Le précédent président voulait 500 000 apprentis. Mais on en est encore loin : "Après avoir plafonné à 438 000, le nombre d’apprentis a diminué depuis 2012. On en compte aujourd’hui 405 000", indique Jean-Paul Chapel. Pourquoi si peu ? "Le gouvernement précédent a envoyé un signal négatif en réduisant l’aide financière. L’apprentissage, au-delà de ça, souffre surtout d’une mauvaise image ; c’est une filière qui n’est pas valorisée.
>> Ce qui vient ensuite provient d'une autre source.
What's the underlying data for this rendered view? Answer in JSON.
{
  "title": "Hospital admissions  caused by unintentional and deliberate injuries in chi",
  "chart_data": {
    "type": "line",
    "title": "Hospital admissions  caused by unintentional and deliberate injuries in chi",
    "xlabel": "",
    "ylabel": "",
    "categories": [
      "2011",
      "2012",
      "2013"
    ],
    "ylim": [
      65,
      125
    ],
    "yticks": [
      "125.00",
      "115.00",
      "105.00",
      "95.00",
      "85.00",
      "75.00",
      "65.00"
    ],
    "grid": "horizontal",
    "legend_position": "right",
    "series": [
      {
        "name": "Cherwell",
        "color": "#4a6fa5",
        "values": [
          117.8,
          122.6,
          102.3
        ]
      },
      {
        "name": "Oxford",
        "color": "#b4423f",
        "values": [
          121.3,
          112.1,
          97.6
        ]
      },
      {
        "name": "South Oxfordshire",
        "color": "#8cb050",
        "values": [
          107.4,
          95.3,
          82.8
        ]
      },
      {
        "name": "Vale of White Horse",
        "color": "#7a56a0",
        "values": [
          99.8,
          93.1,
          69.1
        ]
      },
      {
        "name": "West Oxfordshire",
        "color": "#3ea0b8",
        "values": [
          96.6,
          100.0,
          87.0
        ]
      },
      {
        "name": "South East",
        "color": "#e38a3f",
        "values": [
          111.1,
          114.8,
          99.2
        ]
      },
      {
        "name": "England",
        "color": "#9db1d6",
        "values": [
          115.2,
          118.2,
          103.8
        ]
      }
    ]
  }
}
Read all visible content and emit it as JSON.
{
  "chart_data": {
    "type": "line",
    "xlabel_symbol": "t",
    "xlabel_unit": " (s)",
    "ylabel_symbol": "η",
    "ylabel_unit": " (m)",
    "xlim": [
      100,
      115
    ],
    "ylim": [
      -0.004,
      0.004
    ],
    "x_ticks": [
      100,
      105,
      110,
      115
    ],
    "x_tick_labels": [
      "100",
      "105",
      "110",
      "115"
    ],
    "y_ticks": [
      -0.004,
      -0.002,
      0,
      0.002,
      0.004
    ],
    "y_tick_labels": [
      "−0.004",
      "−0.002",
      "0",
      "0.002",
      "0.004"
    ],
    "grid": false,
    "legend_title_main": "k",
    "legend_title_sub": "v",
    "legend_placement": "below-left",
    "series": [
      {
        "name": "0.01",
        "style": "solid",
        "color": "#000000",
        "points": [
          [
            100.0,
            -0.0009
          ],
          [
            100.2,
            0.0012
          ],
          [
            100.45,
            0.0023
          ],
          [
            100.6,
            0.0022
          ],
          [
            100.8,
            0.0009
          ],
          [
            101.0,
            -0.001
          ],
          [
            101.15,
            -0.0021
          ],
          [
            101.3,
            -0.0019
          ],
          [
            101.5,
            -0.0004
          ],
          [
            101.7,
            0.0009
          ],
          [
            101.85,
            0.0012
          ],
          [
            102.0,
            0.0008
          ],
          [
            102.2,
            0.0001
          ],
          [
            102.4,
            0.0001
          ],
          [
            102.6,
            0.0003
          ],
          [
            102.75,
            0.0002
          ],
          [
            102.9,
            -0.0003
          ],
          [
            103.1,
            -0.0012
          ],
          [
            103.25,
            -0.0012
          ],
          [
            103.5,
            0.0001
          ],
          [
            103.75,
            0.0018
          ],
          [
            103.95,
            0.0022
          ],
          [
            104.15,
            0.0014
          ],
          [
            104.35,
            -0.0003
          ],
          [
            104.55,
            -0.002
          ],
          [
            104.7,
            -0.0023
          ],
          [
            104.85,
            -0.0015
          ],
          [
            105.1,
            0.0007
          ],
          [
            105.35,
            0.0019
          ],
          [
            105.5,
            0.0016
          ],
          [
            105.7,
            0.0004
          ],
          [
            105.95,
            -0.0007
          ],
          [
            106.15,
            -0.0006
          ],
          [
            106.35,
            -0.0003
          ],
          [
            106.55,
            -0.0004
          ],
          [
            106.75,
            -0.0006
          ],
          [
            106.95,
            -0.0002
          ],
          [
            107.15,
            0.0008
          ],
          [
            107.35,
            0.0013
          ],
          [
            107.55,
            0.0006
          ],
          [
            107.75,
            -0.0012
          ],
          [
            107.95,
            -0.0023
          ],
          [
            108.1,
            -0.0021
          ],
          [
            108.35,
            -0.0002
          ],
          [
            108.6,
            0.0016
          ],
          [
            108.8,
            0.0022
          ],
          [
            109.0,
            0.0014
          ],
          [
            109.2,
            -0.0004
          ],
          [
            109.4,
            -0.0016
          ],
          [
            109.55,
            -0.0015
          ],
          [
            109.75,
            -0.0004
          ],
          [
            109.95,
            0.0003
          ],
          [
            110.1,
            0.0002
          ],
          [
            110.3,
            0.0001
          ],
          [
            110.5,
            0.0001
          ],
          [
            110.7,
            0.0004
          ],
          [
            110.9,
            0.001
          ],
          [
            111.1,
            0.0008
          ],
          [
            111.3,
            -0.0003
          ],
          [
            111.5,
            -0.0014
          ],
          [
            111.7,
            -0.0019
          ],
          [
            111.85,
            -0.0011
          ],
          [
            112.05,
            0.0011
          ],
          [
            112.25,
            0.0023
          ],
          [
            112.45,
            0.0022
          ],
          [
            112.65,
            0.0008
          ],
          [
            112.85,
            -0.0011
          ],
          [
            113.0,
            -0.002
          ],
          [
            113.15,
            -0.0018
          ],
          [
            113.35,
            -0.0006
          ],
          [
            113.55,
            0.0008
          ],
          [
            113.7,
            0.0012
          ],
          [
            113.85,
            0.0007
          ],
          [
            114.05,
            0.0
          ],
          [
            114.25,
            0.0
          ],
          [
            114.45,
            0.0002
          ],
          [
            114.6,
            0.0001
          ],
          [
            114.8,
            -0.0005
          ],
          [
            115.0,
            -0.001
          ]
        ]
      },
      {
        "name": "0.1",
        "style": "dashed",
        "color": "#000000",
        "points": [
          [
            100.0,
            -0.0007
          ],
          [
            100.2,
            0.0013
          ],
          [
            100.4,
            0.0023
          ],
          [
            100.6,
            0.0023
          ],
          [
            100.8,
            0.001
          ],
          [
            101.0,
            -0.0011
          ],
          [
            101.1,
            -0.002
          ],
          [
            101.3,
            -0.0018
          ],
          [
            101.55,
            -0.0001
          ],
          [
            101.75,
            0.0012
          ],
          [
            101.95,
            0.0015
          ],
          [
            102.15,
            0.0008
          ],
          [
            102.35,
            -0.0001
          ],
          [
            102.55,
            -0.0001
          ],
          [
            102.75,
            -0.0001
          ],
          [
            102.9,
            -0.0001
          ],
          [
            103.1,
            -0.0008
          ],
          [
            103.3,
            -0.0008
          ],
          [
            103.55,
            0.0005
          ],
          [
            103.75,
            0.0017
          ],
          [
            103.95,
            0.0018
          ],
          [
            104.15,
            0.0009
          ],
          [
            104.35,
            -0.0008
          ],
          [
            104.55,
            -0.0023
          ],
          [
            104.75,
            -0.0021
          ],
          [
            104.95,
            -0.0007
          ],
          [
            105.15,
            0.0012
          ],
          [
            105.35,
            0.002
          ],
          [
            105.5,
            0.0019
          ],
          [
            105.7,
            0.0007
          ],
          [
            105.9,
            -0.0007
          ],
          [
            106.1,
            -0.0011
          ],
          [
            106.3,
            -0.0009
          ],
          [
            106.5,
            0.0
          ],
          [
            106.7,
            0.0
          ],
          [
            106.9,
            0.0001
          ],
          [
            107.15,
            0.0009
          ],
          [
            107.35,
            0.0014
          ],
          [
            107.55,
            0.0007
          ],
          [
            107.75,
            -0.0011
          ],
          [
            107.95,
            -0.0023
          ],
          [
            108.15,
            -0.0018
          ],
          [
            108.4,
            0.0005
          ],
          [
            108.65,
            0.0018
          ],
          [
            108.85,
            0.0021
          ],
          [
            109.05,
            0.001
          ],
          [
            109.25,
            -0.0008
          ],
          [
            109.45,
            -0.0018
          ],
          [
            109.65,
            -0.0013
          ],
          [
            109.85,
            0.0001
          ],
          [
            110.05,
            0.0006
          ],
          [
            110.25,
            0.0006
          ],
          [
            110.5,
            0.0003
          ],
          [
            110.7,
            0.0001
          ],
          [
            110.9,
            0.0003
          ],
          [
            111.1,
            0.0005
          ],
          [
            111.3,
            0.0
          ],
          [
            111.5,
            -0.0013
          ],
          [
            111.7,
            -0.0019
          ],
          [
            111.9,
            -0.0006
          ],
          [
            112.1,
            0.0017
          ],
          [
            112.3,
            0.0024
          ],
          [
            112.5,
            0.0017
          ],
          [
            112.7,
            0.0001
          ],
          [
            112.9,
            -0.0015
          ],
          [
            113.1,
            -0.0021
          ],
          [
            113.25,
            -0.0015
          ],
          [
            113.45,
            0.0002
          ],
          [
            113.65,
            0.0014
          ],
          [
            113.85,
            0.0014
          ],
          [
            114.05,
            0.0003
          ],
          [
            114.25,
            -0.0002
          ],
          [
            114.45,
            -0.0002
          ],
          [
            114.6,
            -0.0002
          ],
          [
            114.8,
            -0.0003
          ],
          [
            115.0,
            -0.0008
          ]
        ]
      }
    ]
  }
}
À formation égale, l’éducation nationale privilégie l’enseignement théorique."

Un "tremplin idéal"

Les apprentis sont les plus nombreux dans certains secteurs : "Le bâtiment (64 000), mais aussi le commerce (58 000) et évidemment l’hôtellerie et la restauration (36 000)". Par ailleurs, c’est "le tremplin idéal pour l’emploi. 65 % de jeunes apprentis sont embauchés, la moitié d’entre eux dans l’entreprise où ils ont effectué leur apprentissage."

Le JT
Les autres sujets du JT
JEAN ET PIERRE TROISGROS EN CUISINE DANS LEUR RESTAURANT A ROANNE 17 NOVEMBRE 1975
JEAN ET PIERRE TROISGROS EN CUISINE DANS LEUR RESTAURANT A ROANNE 17 NOVEMBRE 1975 (ARCHIVES LE PROGRES / MAXPPP)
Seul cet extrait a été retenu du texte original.